P28 A Two-Year Retrospective Analysis of Rituximab Therapy in Secondary-Progressive MS

Saturday, June 1, 2013
Christopher Perrone, BS , Department of Neurology, University of Massachusetts Medical School, Worcester, MA
Carolina Ionete, MD/PhD , Department of Neurology, University of Massachusetts Medical School, Worcester, MA
Mark DiIulio, BS , Department of Neurology, University of Massachusetts Medical School, Worcester, MA
Peter Riskind, MD/PhD , Department of Neurology, University of Massachusetts Medical School, Worcester, MA


Background: While mitoxantrone is the only FDA approved drug to treat SPMS, its use is limited by high toxicity. As growing literature has supported a role of B-cell activity in SPMS patients, there has been interest in the potential of rituximab therapy.  B cell depletion by rituximab has demonstrated safety in phase 1 and phase 2 studies for relapsing-remitting MS. 
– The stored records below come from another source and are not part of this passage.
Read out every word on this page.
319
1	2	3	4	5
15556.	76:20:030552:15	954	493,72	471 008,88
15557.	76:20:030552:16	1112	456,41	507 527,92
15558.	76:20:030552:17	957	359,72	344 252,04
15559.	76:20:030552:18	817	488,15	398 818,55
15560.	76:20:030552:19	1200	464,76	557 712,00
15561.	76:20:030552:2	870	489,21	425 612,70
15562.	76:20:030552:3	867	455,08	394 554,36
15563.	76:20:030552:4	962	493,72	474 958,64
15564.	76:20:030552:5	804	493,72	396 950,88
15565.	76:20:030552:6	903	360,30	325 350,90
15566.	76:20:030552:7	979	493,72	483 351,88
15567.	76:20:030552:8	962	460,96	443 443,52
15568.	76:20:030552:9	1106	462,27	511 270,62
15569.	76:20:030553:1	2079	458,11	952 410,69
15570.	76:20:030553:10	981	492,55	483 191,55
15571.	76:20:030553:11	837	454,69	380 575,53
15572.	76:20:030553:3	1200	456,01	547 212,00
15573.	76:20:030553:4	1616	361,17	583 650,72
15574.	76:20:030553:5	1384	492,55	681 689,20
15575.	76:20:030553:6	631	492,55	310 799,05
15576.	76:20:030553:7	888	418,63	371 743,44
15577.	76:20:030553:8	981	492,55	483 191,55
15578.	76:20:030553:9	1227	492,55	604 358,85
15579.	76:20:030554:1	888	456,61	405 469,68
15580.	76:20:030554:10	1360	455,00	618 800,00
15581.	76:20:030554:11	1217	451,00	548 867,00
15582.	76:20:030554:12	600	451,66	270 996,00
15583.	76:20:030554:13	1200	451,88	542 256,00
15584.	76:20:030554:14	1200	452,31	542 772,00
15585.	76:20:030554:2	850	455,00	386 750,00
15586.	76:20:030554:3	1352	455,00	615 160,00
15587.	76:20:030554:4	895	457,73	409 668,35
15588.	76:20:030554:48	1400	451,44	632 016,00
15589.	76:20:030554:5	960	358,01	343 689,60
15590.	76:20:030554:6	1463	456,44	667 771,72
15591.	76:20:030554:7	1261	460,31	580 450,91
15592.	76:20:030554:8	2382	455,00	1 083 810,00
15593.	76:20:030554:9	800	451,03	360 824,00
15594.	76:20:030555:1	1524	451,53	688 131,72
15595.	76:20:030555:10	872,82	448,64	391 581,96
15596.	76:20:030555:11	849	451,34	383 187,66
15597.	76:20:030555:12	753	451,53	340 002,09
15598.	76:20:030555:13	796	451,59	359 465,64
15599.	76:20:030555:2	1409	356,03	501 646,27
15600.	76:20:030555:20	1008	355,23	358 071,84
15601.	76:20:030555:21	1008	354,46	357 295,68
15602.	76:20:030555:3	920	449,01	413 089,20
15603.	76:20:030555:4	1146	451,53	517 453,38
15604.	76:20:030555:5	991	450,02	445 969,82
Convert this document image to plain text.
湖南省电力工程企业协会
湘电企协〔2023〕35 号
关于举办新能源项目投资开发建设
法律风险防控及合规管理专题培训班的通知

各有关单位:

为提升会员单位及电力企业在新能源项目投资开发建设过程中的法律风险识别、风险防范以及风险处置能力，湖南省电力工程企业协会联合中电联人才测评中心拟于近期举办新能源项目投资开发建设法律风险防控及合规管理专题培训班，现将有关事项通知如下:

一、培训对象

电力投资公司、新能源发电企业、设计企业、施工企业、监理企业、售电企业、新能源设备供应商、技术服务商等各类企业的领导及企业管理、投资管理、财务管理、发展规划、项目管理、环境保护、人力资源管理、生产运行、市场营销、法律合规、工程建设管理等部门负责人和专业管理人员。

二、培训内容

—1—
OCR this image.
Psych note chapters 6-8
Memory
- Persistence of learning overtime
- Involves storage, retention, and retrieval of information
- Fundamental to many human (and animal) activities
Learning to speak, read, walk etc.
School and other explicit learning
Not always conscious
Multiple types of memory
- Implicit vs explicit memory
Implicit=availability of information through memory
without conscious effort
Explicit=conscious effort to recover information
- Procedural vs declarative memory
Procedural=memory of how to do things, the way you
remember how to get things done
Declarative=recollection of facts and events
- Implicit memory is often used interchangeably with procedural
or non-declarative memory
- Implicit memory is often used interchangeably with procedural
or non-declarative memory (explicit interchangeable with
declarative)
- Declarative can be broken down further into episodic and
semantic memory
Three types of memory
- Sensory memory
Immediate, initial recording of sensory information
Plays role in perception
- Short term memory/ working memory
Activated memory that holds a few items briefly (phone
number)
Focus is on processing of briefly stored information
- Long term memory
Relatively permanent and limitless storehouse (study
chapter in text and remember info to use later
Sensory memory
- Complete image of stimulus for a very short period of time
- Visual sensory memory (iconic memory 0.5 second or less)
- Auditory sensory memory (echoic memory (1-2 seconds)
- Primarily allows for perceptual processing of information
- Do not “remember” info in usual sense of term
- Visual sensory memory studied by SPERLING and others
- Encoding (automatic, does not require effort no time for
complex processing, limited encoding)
Objectives: The goal of this study is to evaluate retrospectively the clinical outcomes in patients with secondary-progressive multiple sclerosis (SPMS) treated with rituximab.

Methods: In this study, EDSS, twenty-five foot walk, and nine-hole peg test scores were evaluated for 30 SPMS patients on rituximab therapy in the past two years at the University of Massachusetts MS Center. Patient data was stratified according to specific treatment number, ranging from 1-3. To perform a within-subjects analysis, baseline scores for each patient were obtained from clinical visits one year prior to treatment initiation. These values were also compared to measures from each patient two years prior to treatment to establish a rate of  progression. The efficacy of other treatments in controlling progression through each patient’s course were compared to rituximab therapy across the three outcome measures. Further, because of individual variability in response (improvement, stability) or no response (progression) to therapy, subgroup analysis was performed as a step toward identifying characteristics of responders and non-responders.  MRI data was used to monitor safety and any adverse reactions were noted.

Results: Over two years prior to treatment, there were statistically significant increases in EDSS as well as increases in twenty-five foot walk and nine-hole peg test scores, reflecting progression. In contrast, following initiation of rituximab treatment, no significant differences were found relative to baseline values, suggesting that patients were at least stabilized on therapy. A comparison of mean scores across subsequent treatments of rituximab demonstrated a tendency toward improvement of EDSS. Comparison of the different drug regimens across EDSS, twenty-five foot walk, and nine-hole peg test revealed that rituximab was best able to maintain baseline measurements. Subgroup analysis of patients’ EDSS scores demonstrated that a majority responded to rituximab therapy, with 48% achieving stability and 36% experiencing a statistically significant improvement. Patients who improved also tended to have lower EDSS scores. There were no changes in MRI activity for patients through their course of treatment, except for one non-enhancing lesion in one patient. No significant adverse reactions were reported.

Conclusions: These data support that rituximab therapy in treatment of SPMS could stabilize, and potentially reverse, the rate of disease progression. However, in developing this potential therapy, more support for these results must be achieved through larger studies.